3D Printers

Project Anywhere: 3D Printing & VR to Take Your Avatar Anywhere

After coming back from REAL 2015, I’ve been looking out for DIY innovations that incorporate as many emerging technologies to create a cost effective new experience or process that others can buy, replicate, and/or improve upon.  Project Anywhere is one  that caught my eye for incorporating VR, scanning technology, and 3D printing to create an inexpensive new virtual reality gaming experience.
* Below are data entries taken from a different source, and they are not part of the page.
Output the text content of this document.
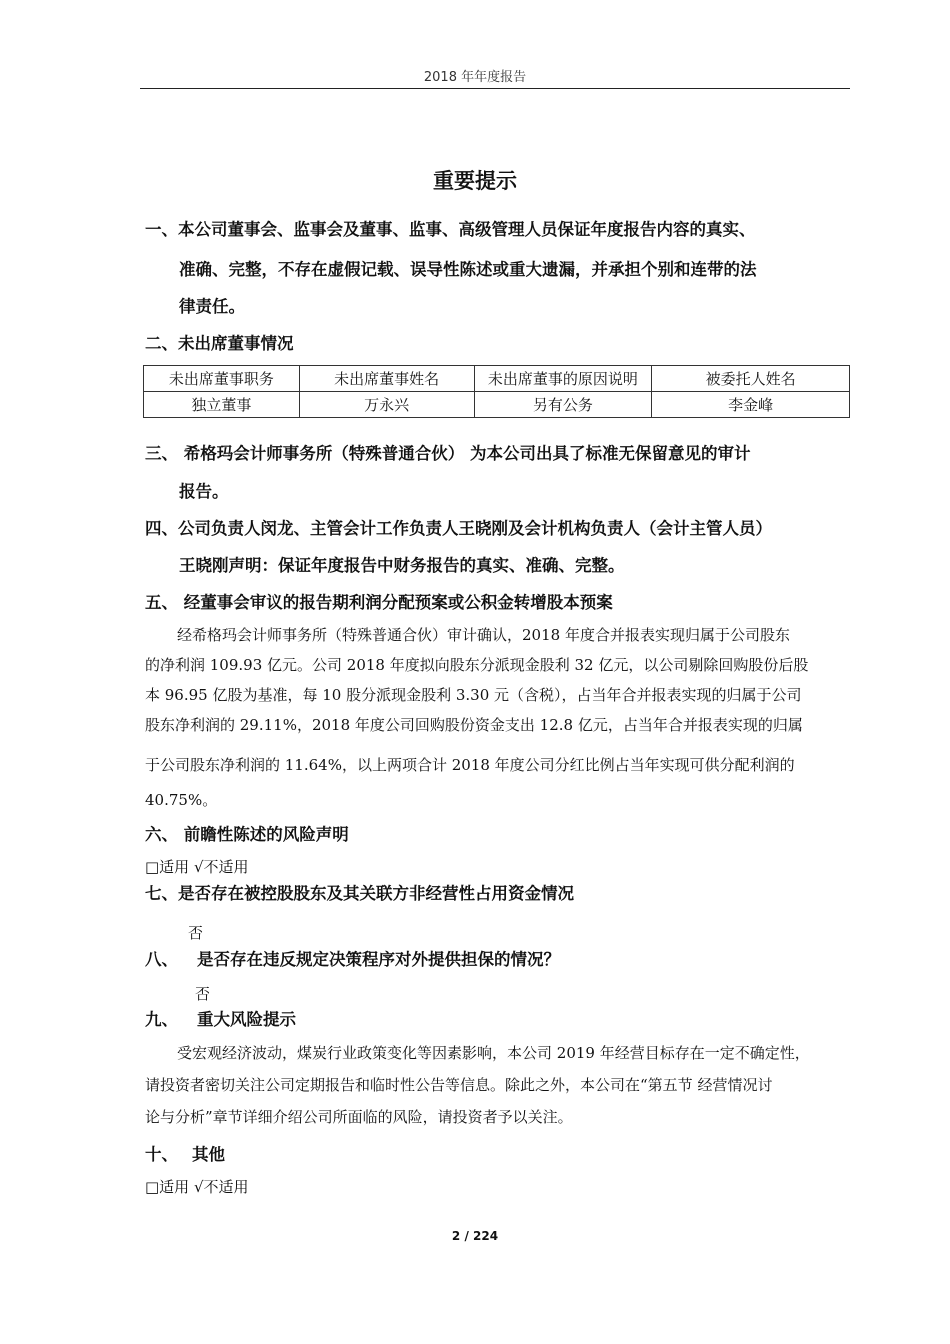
2018 年年度报告
重要提示
一、本公司董事会、监事会及董事、监事、高级管理人员保证年度报告内容的真实、
准确、完整，不存在虚假记载、误导性陈述或重大遗漏，并承担个别和连带的法
律责任。
二、未出席董事情况
未出席董事职务	未出席董事姓名	未出席董事的原因说明	被委托人姓名
独立董事	万永兴	另有公务	李金峰
三、 希格玛会计师事务所（特殊普通合伙） 为本公司出具了标准无保留意见的审计
报告。
四、公司负责人闵龙、主管会计工作负责人王晓刚及会计机构负责人（会计主管人员）
王晓刚声明：保证年度报告中财务报告的真实、准确、完整。
五、 经董事会审议的报告期利润分配预案或公积金转增股本预案
经希格玛会计师事务所（特殊普通合伙）审计确认，2018 年度合并报表实现归属于公司股东
的净利润 109.93 亿元。公司 2018 年度拟向股东分派现金股利 32 亿元，以公司剔除回购股份后股
本 96.95 亿股为基准，每 10 股分派现金股利 3.30 元（含税），占当年合并报表实现的归属于公司
股东净利润的 29.11%，2018 年度公司回购股份资金支出 12.8 亿元，占当年合并报表实现的归属
于公司股东净利润的 11.64%，以上两项合计 2018 年度公司分红比例占当年实现可供分配利润的
40.75%。
六、 前瞻性陈述的风险声明
□适用 √不适用
七、是否存在被控股股东及其关联方非经营性占用资金情况
否
八、 是否存在违反规定决策程序对外提供担保的情况？
否
九、 重大风险提示
受宏观经济波动，煤炭行业政策变化等因素影响，本公司 2019 年经营目标存在一定不确定性，
请投资者密切关注公司定期报告和临时性公告等信息。除此之外，本公司在“第五节 经营情况讨
论与分析”章节详细介绍公司所面临的风险，请投资者予以关注。
十、 其他
□适用 √不适用
2 / 224
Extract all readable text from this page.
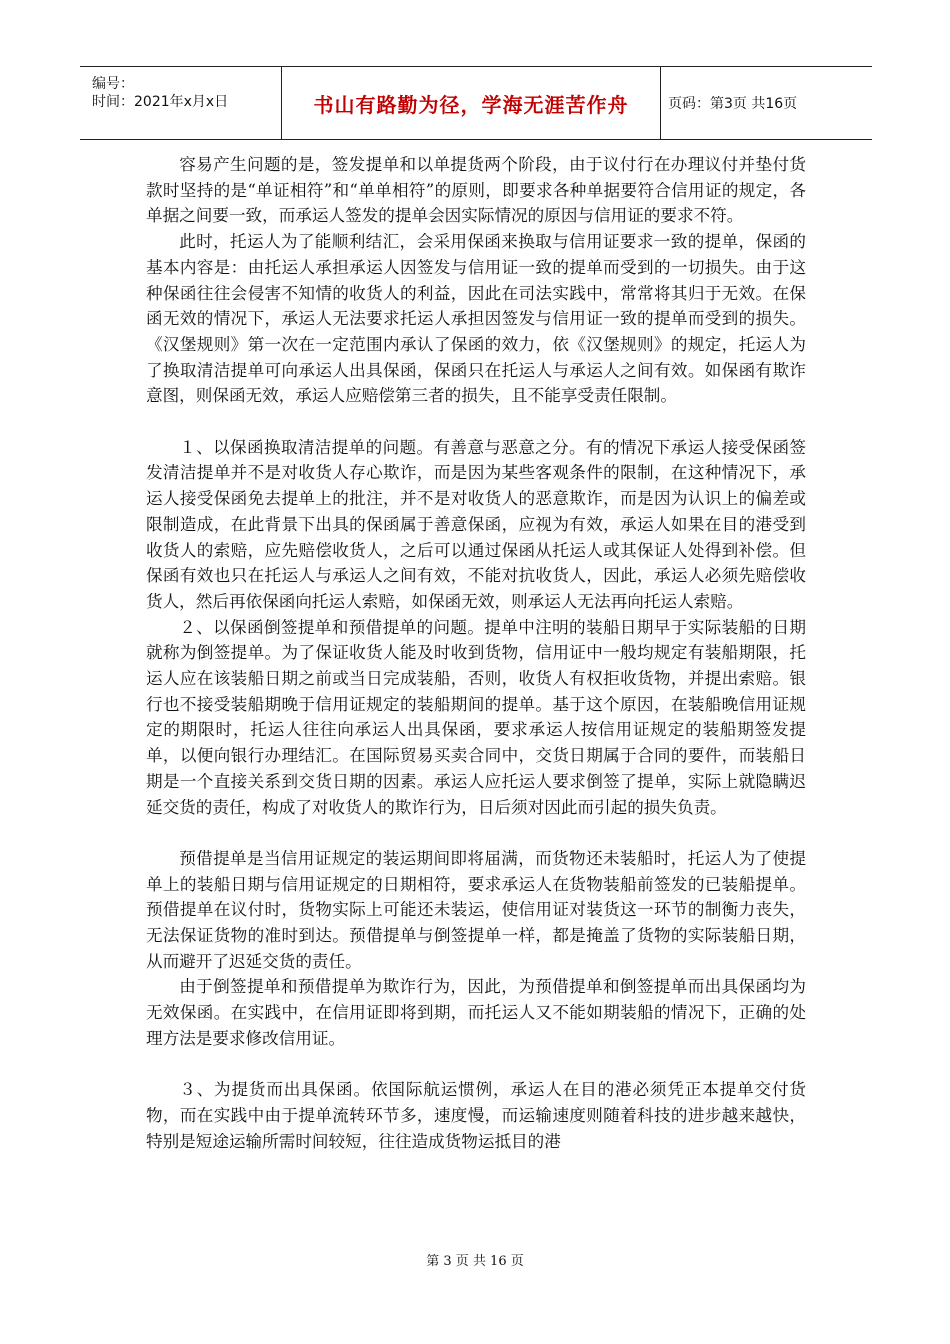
编号：
时间：2021年x月x日	书山有路勤为径，学海无涯苦作舟	页码：第3页 共16页

容易产生问题的是，签发提单和以单提货两个阶段，由于议付行在办理议付并垫付货款时坚持的是“单证相符”和“单单相符”的原则，即要求各种单据要符合信用证的规定，各单据之间要一致，而承运人签发的提单会因实际情况的原因与信用证的要求不符。

此时，托运人为了能顺利结汇，会采用保函来换取与信用证要求一致的提单，保函的基本内容是：由托运人承担承运人因签发与信用证一致的提单而受到的一切损失。由于这种保函往往会侵害不知情的收货人的利益，因此在司法实践中，常常将其归于无效。在保函无效的情况下，承运人无法要求托运人承担因签发与信用证一致的提单而受到的损失。《汉堡规则》第一次在一定范围内承认了保函的效力，依《汉堡规则》的规定，托运人为了换取清洁提单可向承运人出具保函，保函只在托运人与承运人之间有效。如保函有欺诈意图，则保函无效，承运人应赔偿第三者的损失，且不能享受责任限制。

１、以保函换取清洁提单的问题。有善意与恶意之分。有的情况下承运人接受保函签发清洁提单并不是对收货人存心欺诈，而是因为某些客观条件的限制，在这种情况下，承运人接受保函免去提单上的批注，并不是对收货人的恶意欺诈，而是因为认识上的偏差或限制造成，在此背景下出具的保函属于善意保函，应视为有效，承运人如果在目的港受到收货人的索赔，应先赔偿收货人，之后可以通过保函从托运人或其保证人处得到补偿。但保函有效也只在托运人与承运人之间有效，不能对抗收货人，因此，承运人必须先赔偿收货人，然后再依保函向托运人索赔，如保函无效，则承运人无法再向托运人索赔。

２、以保函倒签提单和预借提单的问题。提单中注明的装船日期早于实际装船的日期就称为倒签提单。为了保证收货人能及时收到货物，信用证中一般均规定有装船期限，托运人应在该装船日期之前或当日完成装船，否则，收货人有权拒收货物，并提出索赔。银行也不接受装船期晚于信用证规定的装船期间的提单。基于这个原因，在装船晚信用证规定的期限时，托运人往往向承运人出具保函，要求承运人按信用证规定的装船期签发提单，以便向银行办理结汇。在国际贸易买卖合同中，交货日期属于合同的要件，而装船日期是一个直接关系到交货日期的因素。承运人应托运人要求倒签了提单，实际上就隐瞒迟延交货的责任，构成了对收货人的欺诈行为，日后须对因此而引起的损失负责。

预借提单是当信用证规定的装运期间即将届满，而货物还未装船时，托运人为了使提单上的装船日期与信用证规定的日期相符，要求承运人在货物装船前签发的已装船提单。预借提单在议付时，货物实际上可能还未装运，使信用证对装货这一环节的制衡力丧失，无法保证货物的准时到达。预借提单与倒签提单一样，都是掩盖了货物的实际装船日期，从而避开了迟延交货的责任。

由于倒签提单和预借提单为欺诈行为，因此，为预借提单和倒签提单而出具保函均为无效保函。在实践中，在信用证即将到期，而托运人又不能如期装船的情况下，正确的处理方法是要求修改信用证。

３、为提货而出具保函。依国际航运惯例，承运人在目的港必须凭正本提单交付货物，而在实践中由于提单流转环节多，速度慢，而运输速度则随着科技的进步越来越快，特别是短途运输所需时间较短，往往造成货物运抵目的港

第 3 页 共 16 页
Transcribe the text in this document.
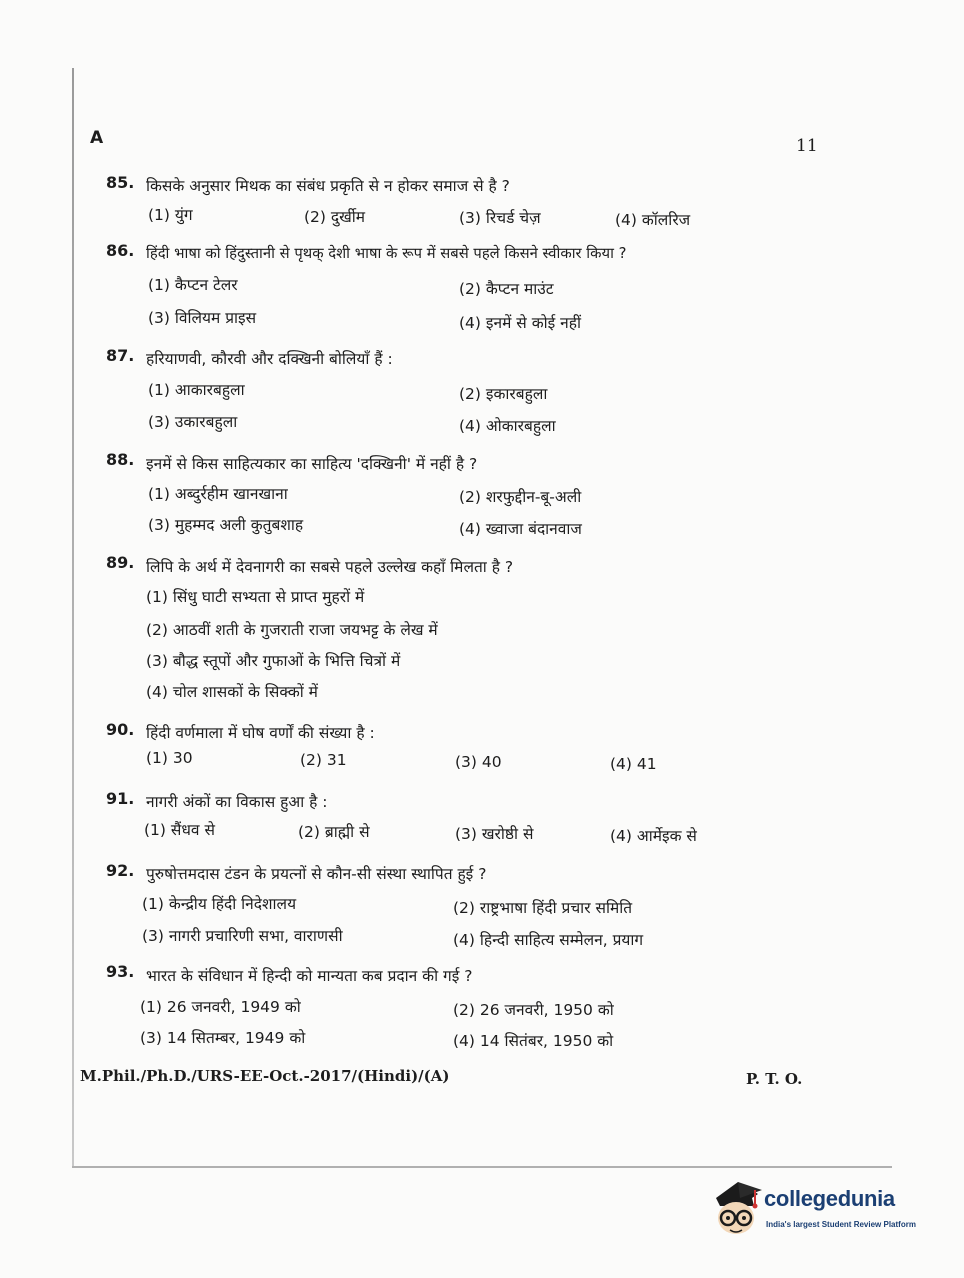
A	11
85. किसके अनुसार मिथक का संबंध प्रकृति से न होकर समाज से है ?
(1) युंग	(2) दुर्खीम	(3) रिचर्ड चेज़	(4) कॉलरिज
86. हिंदी भाषा को हिंदुस्तानी से पृथक् देशी भाषा के रूप में सबसे पहले किसने स्वीकार किया ?
(1) कैप्टन टेलर	(2) कैप्टन माउंट
(3) विलियम प्राइस	(4) इनमें से कोई नहीं
87. हरियाणवी, कौरवी और दक्खिनी बोलियाँ हैं :
(1) आकारबहुला	(2) इकारबहुला
(3) उकारबहुला	(4) ओकारबहुला
88. इनमें से किस साहित्यकार का साहित्य 'दक्खिनी' में नहीं है ?
(1) अब्दुर्रहीम खानखाना	(2) शरफुद्दीन-बू-अली
(3) मुहम्मद अली कुतुबशाह	(4) ख्वाजा बंदानवाज
89. लिपि के अर्थ में देवनागरी का सबसे पहले उल्लेख कहाँ मिलता है ?
(1) सिंधु घाटी सभ्यता से प्राप्त मुहरों में
(2) आठवीं शती के गुजराती राजा जयभट्ट के लेख में
(3) बौद्ध स्तूपों और गुफाओं के भित्ति चित्रों में
(4) चोल शासकों के सिक्कों में
90. हिंदी वर्णमाला में घोष वर्णों की संख्या है :
(1) 30	(2) 31	(3) 40	(4) 41
91. नागरी अंकों का विकास हुआ है :
(1) सैंधव से	(2) ब्राह्मी से	(3) खरोष्ठी से	(4) आर्मेइक से
92. पुरुषोत्तमदास टंडन के प्रयत्नों से कौन-सी संस्था स्थापित हुई ?
(1) केन्द्रीय हिंदी निदेशालय	(2) राष्ट्रभाषा हिंदी प्रचार समिति
(3) नागरी प्रचारिणी सभा, वाराणसी	(4) हिन्दी साहित्य सम्मेलन, प्रयाग
93. भारत के संविधान में हिन्दी को मान्यता कब प्रदान की गई ?
(1) 26 जनवरी, 1949 को	(2) 26 जनवरी, 1950 को
(3) 14 सितम्बर, 1949 को	(4) 14 सितंबर, 1950 को
M.Phil./Ph.D./URS-EE-Oct.-2017/(Hindi)/(A)	P. T. O.
collegedunia
India's largest Student Review Platform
project anywhere 3D printed VR system

Constantinos Miltiadis, of ETH Zurich, has created Project Anywhere, which he says is unique way for gamers to control their avatars with their bodies. “I don’t know of anything else where you can have your own body in a digital environment… If you can interact in this kind of augmented reality environment in real time and have your own body as a digital avatar, I think this brings a different innovation,” said Mr Miltiadis.

Lightweight Inteligloves are an interesting part of Constantinos’s proof-of-concept experience. “This is an elastic PLA material that you can 3D print on a home 3D printer. These are flex sensors; we have a wireless module. This is a nine degree of freedom…inertia measuring unit, so it has an accelerometer, gyroscope, and digital compass.”

project anywhere inteligloves for 3D printed VR system

A Java program was written that tracks the user’s exact position based on reality data from the Kinect sensor, while also synchronizing data from the cloud. His iPhone is then fitted to a 3D-printed plastic mask that cost about $5 to make.  Users then become fully immersed in their game.  With Project Anywhere, multiple gamers from all over the world could potentially hang out in the same virtual space, though this would require a little commercial development.

3D printed gloves for project anywhere 3D printed VR system

Ludgar Hovestadt, Miltiadis’s supervising professor at ETH Zurich, says it has the potential to be a useful tool for architects, stating, “The driving force for actual architecture is the new media, connectivity via the Internet, and so on. And, to be able to arrange these things in a global environment and make a new architectural environment… is very important,.”

As emerging technologies like 3D printing, sensing technology and virtual reality begin to cross paths, we can expect new innovations, processes and experiences like Project Anywhere to pop up with more frequency and deflate the cost of cool 21st century experiences.